20) ROCKY MOUNTAIN RENDEZ-VOUS

The most desolate place on earth is the Saskatoon train station at night. With my train delayed for 2-4 hours (ultimately clocking in at 7 hours behind schedule), I bunkered down for the night with the other dozen or so passengers, on the sloping grey plastic benches.
During the night, my hunger overwhelmed me, and as there is no concession stand, no vending machine, only a water fountain, I called a taxi to take me to eat. Naturally, it was the same cabbie who had taken me to the station in the first place, and so Mansur and I became good friends, as we circled the unlit streches of road that separate the train yard from the bad neighbourhoods, and the bad neighbourhoods from the urban civilization of all-night strip malls.
After a sleepless night, I boarded the train ready to sleep; however, Steve (the oldest bicycle courrier in Toronto who just turned 69) had other ideas. A vegan since the 1960s, and avid cyclist who has biked across Canada twice, the director of a low-income housing complex established to helprecovering drug addicts, Steve was a non-stop chatter box, who slurped from his packets of miso soup that he ate from plastic origami bowls.

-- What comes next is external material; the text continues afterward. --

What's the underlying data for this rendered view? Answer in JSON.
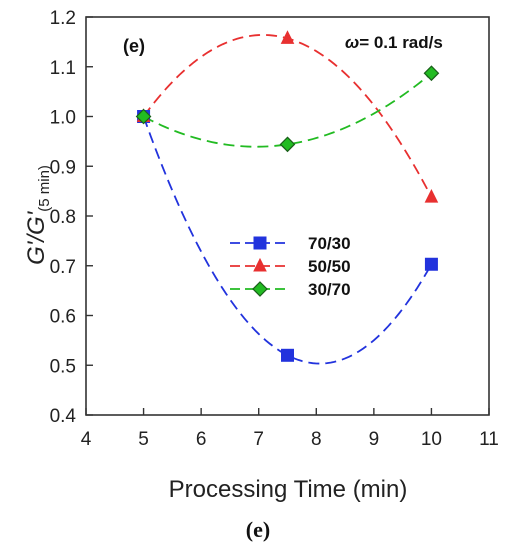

As the wheat fields faded into the distance and the scrub of Albertain cattle country overtook the landscape, I was rather saddened to leave the flat prairies behind.
Mat collected me from the station, and we spent a couple days seeing the sights of Edmonton - like that international landmark the West Edmonton Mall, with its array of garish lights, screaming children, flamingos encased in glass sanctuaries, indoor theme park, ice rink, movei theatre with mechanical fire-breathing dragon.Eventually, we set off for Jasper and our camping trip down the Icefields highway.
Despite all my travels, I have never experienced anything quite like the Rocky Mountains. Snow-capped peaks, glacier water streams, endless forests carpeted with silky moss, four-legged animals that skulk about the brush. With my red bear bell and purple safety whislte, I was the most fashionable camper in the forest!
On the second day, I broke the tent. Well, I broke a pole, which Mat says occured most likely due to age and wear-and-tear, but as a non-camper on my first outdoor excursion, it was embarassing to be the one to break the tent.There were so many beautiful vistas, I cannot even begin to describe them individually, and not until the end of the trip was I even able to distinguish the differences in the mountain ranges.
After a stop in Lake Louise during a storm with HAIL, and then Banff, we arrived in the little town of Canmore on the Bow River.